The bill that made Sarthak Dhawan’s startup briefly famous wasn’t the result of reckless spending. It came from a single setting nobody remembered to switch off.
Dhawan, 21, co-founded Turbo AI, formerly Turbolearn, an app that turns lecture recordings and documents into notes, flashcards, and quizzes, with childhood friend Rudy Arora after both left college, Dhawan from Northwestern, Arora from Duke, at the end of their sophomore year.
This year, the company’s Claude Code bill hit roughly $30,000 in a single month, well above its usual $20,000 baseline, and Dhawan has been telling the story publicly not as a cautionary tale, but as one he’d repeat.

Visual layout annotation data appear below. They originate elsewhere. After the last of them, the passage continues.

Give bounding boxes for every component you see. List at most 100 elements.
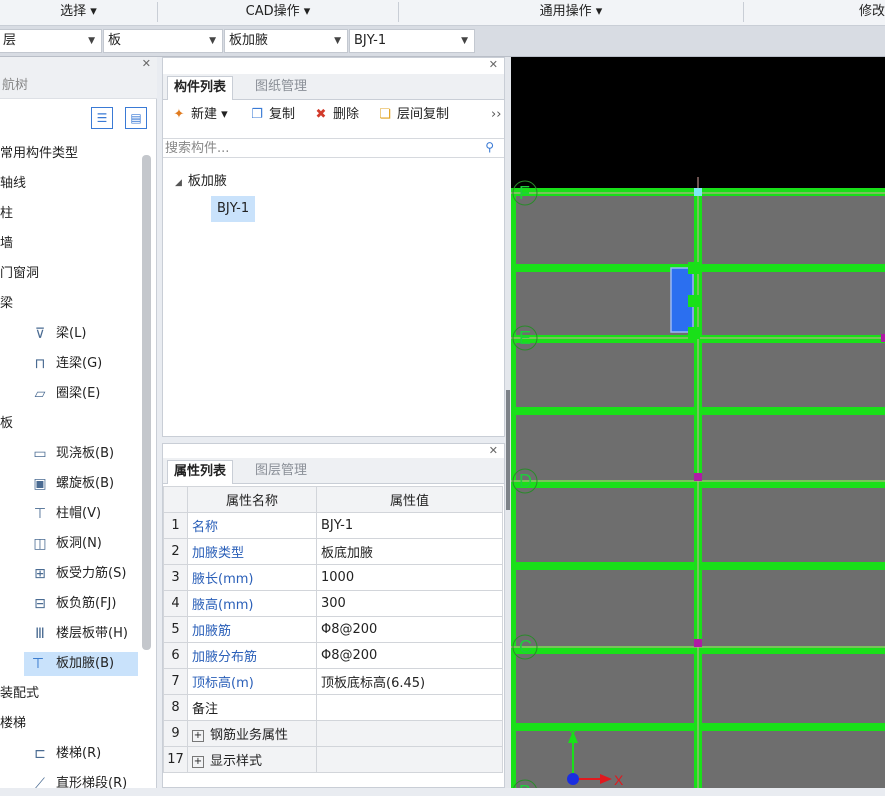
intersection-mark bbox=[694, 473, 702, 481]
splitter-handle[interactable] bbox=[506, 390, 510, 510]
component-panel-tabs: 构件列表 图纸管理 bbox=[163, 74, 504, 100]
property-index: 3 bbox=[163, 564, 188, 591]
property-value[interactable]: Φ8@200 bbox=[316, 642, 503, 669]
property-row[interactable]: 2 加腋类型 板底加腋 bbox=[163, 538, 503, 565]
nav-item[interactable]: 轴线 bbox=[0, 172, 140, 196]
tab-property-list[interactable]: 属性列表 bbox=[167, 460, 234, 484]
property-row[interactable]: 5 加腋筋 Φ8@200 bbox=[163, 616, 503, 643]
list-view-icon[interactable]: ☰ bbox=[91, 107, 113, 129]
property-name: 加腋类型 bbox=[187, 538, 317, 565]
drawing-canvas[interactable]: F E D C B Y X bbox=[511, 57, 885, 788]
floor-copy-button-label: 层间复制 bbox=[397, 107, 450, 122]
nav-item[interactable]: ⊏ 楼梯(R) bbox=[0, 742, 140, 766]
property-name-label: 腋高(mm) bbox=[192, 598, 254, 613]
nav-item[interactable]: 柱 bbox=[0, 202, 140, 226]
tab-component-list[interactable]: 构件列表 bbox=[167, 76, 234, 100]
delete-button[interactable]: ✖ 删除 bbox=[313, 100, 359, 130]
cad-operations-menu[interactable]: CAD操作 ▾ bbox=[158, 0, 398, 25]
property-list-panel: ✕ 属性列表 图层管理 属性名称 属性值 1 名称 BJY-1 2 加腋类型 板底加腋 3 腋… bbox=[162, 443, 505, 788]
nav-item[interactable]: ⊞ 板受力筋(S) bbox=[0, 562, 140, 586]
nav-item[interactable]: ▣ 螺旋板(B) bbox=[0, 472, 140, 496]
close-icon[interactable]: ✕ bbox=[142, 57, 151, 70]
close-icon[interactable]: ✕ bbox=[489, 444, 498, 457]
nav-item[interactable]: 楼梯 bbox=[0, 712, 140, 736]
modify-menu[interactable]: 修改 bbox=[744, 0, 885, 25]
floor-select[interactable]: 层 ▼ bbox=[0, 29, 102, 53]
property-value[interactable]: BJY-1 bbox=[316, 512, 503, 539]
select-menu[interactable]: 选择 ▾ bbox=[0, 0, 157, 25]
slab-strip-icon: Ⅲ bbox=[35, 626, 45, 642]
stair-icon: ⊏ bbox=[34, 746, 46, 762]
property-value[interactable]: 300 bbox=[316, 590, 503, 617]
nav-item[interactable]: ⊓ 连梁(G) bbox=[0, 352, 140, 376]
component-search-input[interactable] bbox=[163, 139, 463, 157]
nav-item[interactable]: 梁 bbox=[0, 292, 140, 316]
nav-scrollbar[interactable] bbox=[142, 155, 151, 650]
tree-node-parent[interactable]: ◢ 板加腋 bbox=[175, 170, 227, 189]
property-value[interactable] bbox=[316, 720, 503, 747]
nav-item-label: 连梁(G) bbox=[56, 356, 103, 371]
toolbar-more-button[interactable]: ›› bbox=[491, 100, 501, 130]
category-select[interactable]: 板 ▼ bbox=[103, 29, 223, 53]
property-name: 加腋分布筋 bbox=[187, 642, 317, 669]
expand-icon[interactable]: + bbox=[192, 729, 204, 742]
axis-label: B bbox=[519, 782, 531, 788]
delete-icon: ✖ bbox=[315, 107, 327, 122]
chevron-down-icon: ▼ bbox=[88, 36, 95, 46]
new-button-label: 新建 ▾ bbox=[191, 107, 228, 122]
component-select[interactable]: BJY-1 ▼ bbox=[349, 29, 475, 53]
property-row[interactable]: 1 名称 BJY-1 bbox=[163, 512, 503, 539]
property-row[interactable]: 9 + 钢筋业务属性 bbox=[163, 720, 503, 747]
property-value[interactable]: 板底加腋 bbox=[316, 538, 503, 565]
property-row[interactable]: 3 腋长(mm) 1000 bbox=[163, 564, 503, 591]
nav-item[interactable]: 门窗洞 bbox=[0, 262, 140, 286]
nav-item[interactable]: ▭ 现浇板(B) bbox=[0, 442, 140, 466]
nav-item[interactable]: 墙 bbox=[0, 232, 140, 256]
tab-layer-management[interactable]: 图层管理 bbox=[249, 460, 313, 484]
nav-item-label: 螺旋板(B) bbox=[56, 476, 115, 491]
category-select-value: 板 bbox=[108, 33, 122, 48]
property-row[interactable]: 4 腋高(mm) 300 bbox=[163, 590, 503, 617]
nav-item[interactable]: ◫ 板洞(N) bbox=[0, 532, 140, 556]
property-value[interactable] bbox=[316, 694, 503, 721]
cad-drawing[interactable]: F E D C B Y X bbox=[511, 57, 885, 788]
property-value[interactable] bbox=[316, 746, 503, 773]
tree-node-bjy-1[interactable]: BJY-1 bbox=[211, 196, 256, 222]
grid-view-icon[interactable]: ▤ bbox=[125, 107, 147, 129]
property-name-label: 名称 bbox=[192, 520, 219, 535]
property-name-label: 加腋分布筋 bbox=[192, 650, 258, 665]
nav-item[interactable]: ⊟ 板负筋(FJ) bbox=[0, 592, 140, 616]
nav-item[interactable]: 常用构件类型 bbox=[0, 142, 140, 166]
floor-select-value: 层 bbox=[3, 33, 17, 48]
expand-icon[interactable]: + bbox=[192, 755, 204, 768]
nav-item[interactable]: 板 bbox=[0, 412, 140, 436]
nav-item[interactable]: ▱ 圈梁(E) bbox=[0, 382, 140, 406]
property-row[interactable]: 8 备注 bbox=[163, 694, 503, 721]
general-operations-menu[interactable]: 通用操作 ▾ bbox=[399, 0, 743, 25]
close-icon[interactable]: ✕ bbox=[489, 58, 498, 71]
property-index: 4 bbox=[163, 590, 188, 617]
property-value[interactable]: 1000 bbox=[316, 564, 503, 591]
property-row[interactable]: 7 顶标高(m) 顶板底标高(6.45) bbox=[163, 668, 503, 695]
property-row[interactable]: 17 + 显示样式 bbox=[163, 746, 503, 773]
type-select[interactable]: 板加腋 ▼ bbox=[224, 29, 348, 53]
nav-item[interactable]: ⊤ 柱帽(V) bbox=[0, 502, 140, 526]
nav-item[interactable]: ⊽ 梁(L) bbox=[0, 322, 140, 346]
new-button[interactable]: ✦ 新建 ▾ bbox=[171, 100, 228, 130]
property-name: + 显示样式 bbox=[187, 746, 317, 773]
nav-item[interactable]: ⟋ 直形梯段(R) bbox=[0, 772, 140, 796]
property-value[interactable]: Φ8@200 bbox=[316, 616, 503, 643]
property-name-label: 钢筋业务属性 bbox=[210, 728, 289, 743]
slab-hole-icon: ◫ bbox=[33, 536, 47, 552]
copy-button[interactable]: ❐ 复制 bbox=[249, 100, 295, 130]
property-value[interactable]: 顶板底标高(6.45) bbox=[316, 668, 503, 695]
nav-item[interactable]: 装配式 bbox=[0, 682, 140, 706]
nav-item-label: 楼梯 bbox=[0, 716, 27, 731]
collapse-icon[interactable]: ◢ bbox=[175, 178, 182, 188]
tab-drawing-management[interactable]: 图纸管理 bbox=[249, 76, 313, 100]
search-icon[interactable]: ⚲ bbox=[485, 140, 494, 154]
property-row[interactable]: 6 加腋分布筋 Φ8@200 bbox=[163, 642, 503, 669]
nav-item[interactable]: ⊤ 板加腋(B) bbox=[24, 652, 138, 676]
floor-copy-button[interactable]: ❏ 层间复制 bbox=[377, 100, 449, 130]
nav-item[interactable]: Ⅲ 楼层板带(H) bbox=[0, 622, 140, 646]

What Actually Caused the Bill, and What Changed After
The overspend traced back to Claude Code’s “fast mode,” a setting that trades higher token consumption for lower response latency, which stayed switched on for the team without anyone flagging the cost tradeoff.
Once identified, the fix was straightforward rather than drastic: Turbo AI now defaults to standard mode and reserves fast mode for situations where the latency actually matters, routes routine tasks to smaller, cheaper models, and avoids dumping entire codebases into a model’s context window when a narrower slice would do.
None of those changes required cutting back on how much the team builds, only being more deliberate about which setting a given task actually needs.
Why He Still Calls It Worth It, and Where He’s Not Alone
Dhawan has framed the tradeoff plainly: slowing shipping speed to manage a few thousand extra dollars in token costs would have cost the company more in lost momentum than the bill itself.
He’s been candid about the downside too, admitting his own coding skills are atrophying as more of his day shifts from writing code to planning systems and reviewing what Claude generates, a shift he says every engineer leaning this heavily on AI coding tools is quietly experiencing.
The results so far back the bet: Turbo AI has crossed $13 million in lifetime revenue and roughly 5 million users on a 10-person team, having raised just $750,000 in outside funding and stayed cash-flow positive throughout, with a user base that’s broadened well past students to include professionals at firms like Goldman Sachs and McKinsey.
Not every founder is reaching the same conclusion, though. Pylon CEO Marty Kausas introduced token spending controls after his own company’s Claude usage climbed sharply, and larger organizations including Coinbase and Deloitte have reportedly rolled out AI usage limits of their own.
The industry-wide practice some have started calling “token-maxxing,” using the most capable models as often as possible regardless of cost, is getting a harder look across the board even as founders like Dhawan argue the real risk isn’t spending too much on AI, but spending on the wrong setting for the task.